Probing nine paintings, conservators in Amsterdam unlock Chagall’s secrets

Research project at the Stedelijk Museum sheds light on some of the artist’s techniques

Chagall's The Fiddler (1912-13) c/o Pictoright Amsterdam

Chagall's The Fiddler (1912-13) c/o Pictoright Amsterdam

Eight years ago, Meta Chavannes, a conservator at the Stedelijk Museum in Amsterdam, was examining the 1913 Chagall painting The Pregnant Woman/Maternity in response to a loan request and was dismayed to find some cracks in its deep red background. It proved a challenge to treat, and she searched in vain for some technical literature to enlighten her on what pigment the artist might have used for that area.

“Chagall didn’t really want to talk about his working methods,” says Chavannes. “He said, ‘Look at the paintings, look at the chemistry going on, rather than trying to work out exactly how I did this.’” Nor did the artist want to be filmed when he was painting, she adds.

Chagall's The Pregnant Woman/Maternity (1913 © Marc Chagall, c/o Pictoright Amsterdam/Chagall ®

Confronting a dearth of knowledge, the conservator and her colleagues would eventually decide to take a deep dive, studying and testing nine Chagall paintings in the Stedelijk’s collection to see what they could glean about his practice. Now the museum has announced the results of that five-year effort, which could prove valuable to conservators and art historians around the globe.

“We were trying to collect really basic information about which materials, which pigments he used, which canvases he used, whether he varnished, how he set up a painting and what he was trying to achieve,” Chavannes says.

The nine paintings span 35 years of Chagall’s career. Some of the conservators’ physical findings line up with existing anecdotes about the artist’s life, like the lack of funds during the Paris years that prompted him to paint The Fiddler (1912) on a tablecloth. Conservators have determined that the chequered tablecloth is typical of those woven in his native Vitebsk in what today is Belarus and theorise that his wife, Bella, who was staying in Vitebsk in 1912, gave it to him.

“You can see the blue grid pattern below the paint, and we even found the remnants of some tassels around the edges,” Chavannes says.

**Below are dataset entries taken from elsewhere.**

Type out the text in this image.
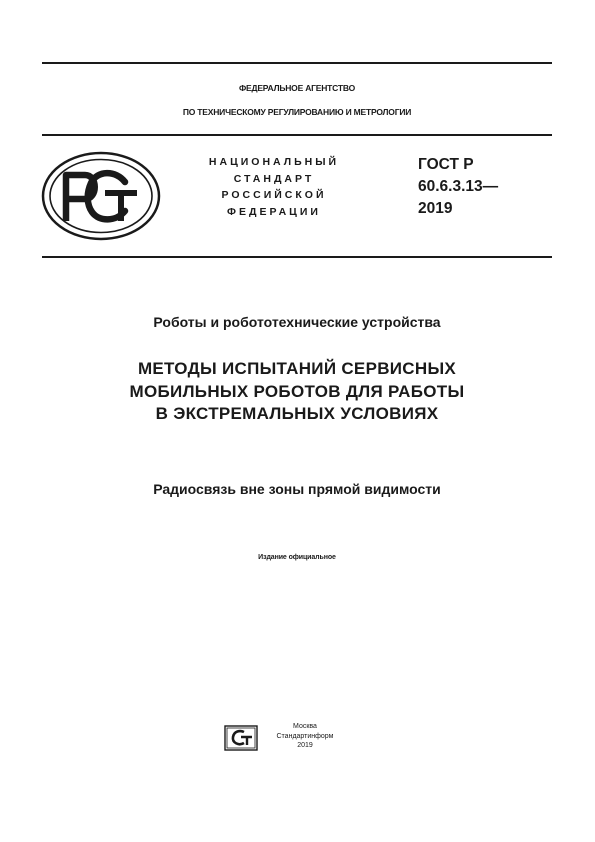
ФЕДЕРАЛЬНОЕ АГЕНТСТВО
ПО ТЕХНИЧЕСКОМУ РЕГУЛИРОВАНИЮ И МЕТРОЛОГИИ
НАЦИОНАЛЬНЫЙ
СТАНДАРТ
РОССИЙСКОЙ
ФЕДЕРАЦИИ
ГОСТ Р
60.6.3.13—
2019
Роботы и робототехнические устройства
МЕТОДЫ ИСПЫТАНИЙ СЕРВИСНЫХ
МОБИЛЬНЫХ РОБОТОВ ДЛЯ РАБОТЫ
В ЭКСТРЕМАЛЬНЫХ УСЛОВИЯХ
Радиосвязь вне зоны прямой видимости
Издание официальное
Москва
Стандартинформ
2019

An inspection of the tablecloth under raking light found that Chagall used the chequered pattern as a grid for filling in the blocky houses in the composition.

Chagall's The Fiddler when raked with through-light René Gerritsen

Conservators also gained some insight into the artist’s habit of abandoning canvases and returning to them by examining The Synagogue at Safad, Israel (1931) with infrared reflectography. The test revealed an underdrawing totally unrelated to the painting’s subject. When conservators turned the painting a quarter-clockwise, they realized that the underdrawing resembled the composition in a 1924 painting depicting Chagall’s daughter, Ida at The Window. Whereas conservators had earlier assumed that he painted the synagogue on a trip to Israel, the underdrawing suggests that he probably started it when he returned to Paris, picking up a canvas he had abandoned seven years earlier.

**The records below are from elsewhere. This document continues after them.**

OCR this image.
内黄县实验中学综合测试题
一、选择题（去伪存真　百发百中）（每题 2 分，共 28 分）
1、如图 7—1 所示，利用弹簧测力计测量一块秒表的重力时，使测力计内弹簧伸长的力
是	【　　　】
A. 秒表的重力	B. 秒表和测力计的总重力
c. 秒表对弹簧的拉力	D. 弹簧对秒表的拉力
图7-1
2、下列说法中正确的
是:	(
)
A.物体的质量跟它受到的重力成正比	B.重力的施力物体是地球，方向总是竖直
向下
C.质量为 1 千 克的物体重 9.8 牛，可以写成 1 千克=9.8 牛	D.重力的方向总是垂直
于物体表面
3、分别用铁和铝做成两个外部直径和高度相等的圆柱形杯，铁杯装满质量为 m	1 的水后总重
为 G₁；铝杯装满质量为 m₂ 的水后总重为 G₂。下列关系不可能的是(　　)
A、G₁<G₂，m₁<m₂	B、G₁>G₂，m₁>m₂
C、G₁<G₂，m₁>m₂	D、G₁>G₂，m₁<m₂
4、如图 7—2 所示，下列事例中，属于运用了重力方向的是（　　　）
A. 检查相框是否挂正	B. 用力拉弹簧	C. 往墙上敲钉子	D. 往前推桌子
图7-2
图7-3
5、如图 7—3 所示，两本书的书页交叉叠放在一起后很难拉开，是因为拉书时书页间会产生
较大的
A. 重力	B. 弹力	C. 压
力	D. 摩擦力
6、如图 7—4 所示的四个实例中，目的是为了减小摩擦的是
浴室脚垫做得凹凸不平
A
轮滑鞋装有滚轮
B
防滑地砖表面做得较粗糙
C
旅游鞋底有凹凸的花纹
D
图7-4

Chagall's The Synagogue at Safad, Israel René Gerritsen

Chagall's Ida at the Window (1924) Rik Klein Gotink

Similarly, after studying the thick paint layers in The Virgin With the Sleigh, completed in 1947, the Stedelijk team conjectured that Chagall must have started it in France prior to moving to the United States and then transported it in a crate during his 1941 ocean crossing. (The artist would remain in the US until 1947, when he returned to France.)

Throughout the nine paintings, Chagall seems to have relied on the same eight pigments, which the conservation team will document in a forthcoming article about their project in the German scholarly journal Zeitschrift für Kunsttechnologie und Konservierung.

Conservators have also gained a sense of Chagall’s compositional method in the nine works, Chavannes says. Once the artist completed an underdrawing, he tended to faithfully fill in the central figure as if he were working on a colouring book. But in the background he made many more changes, removing, for example, an underdrawn figure with polka dot trousers reaching up into a tree in The Fiddler.

He often made changes in the background that resulted in “a more streamlined and less cluttered look”, jettisoning elements that “he thought maybe were too much for some reason”, the conservator says.

Some questions remain unresolved, like the cause of degradation of a layer of green paint on the leaves in Love Idyll (1925), and the reason for paint losses in The Pregnant Woman/Maternity and in Self-Portrait With Seven Fingers (1913). “It’s tempting to say they got damaged while they were stowed in a loft or under a bed in his very cramped studio in Paris, but we don’t know,” Chavannes explains.

Chagall's Love Idyll (1925) under ultraviolet light Rik Klein Gotink

The conservators hope that colleagues at other museums will put the Chagall research to use after their results are published. In the meantime, a video about the project is here, and museumgoers will have a chance to view eight of the nine paintings in the exhibition Chagall, Picasso, Mondrian and Others: Migrant Artists in Paris, opening at the Stedelijk on 21 September. Drawing on the museum’s collection, the show will feature works by more than 50 artists, photographers and graphic designers, including 38 pieces by Chagall.

“We started from scratch in uncharted territory,” Chavannes says. Now, pieces of the Chagall puzzle have finally come together.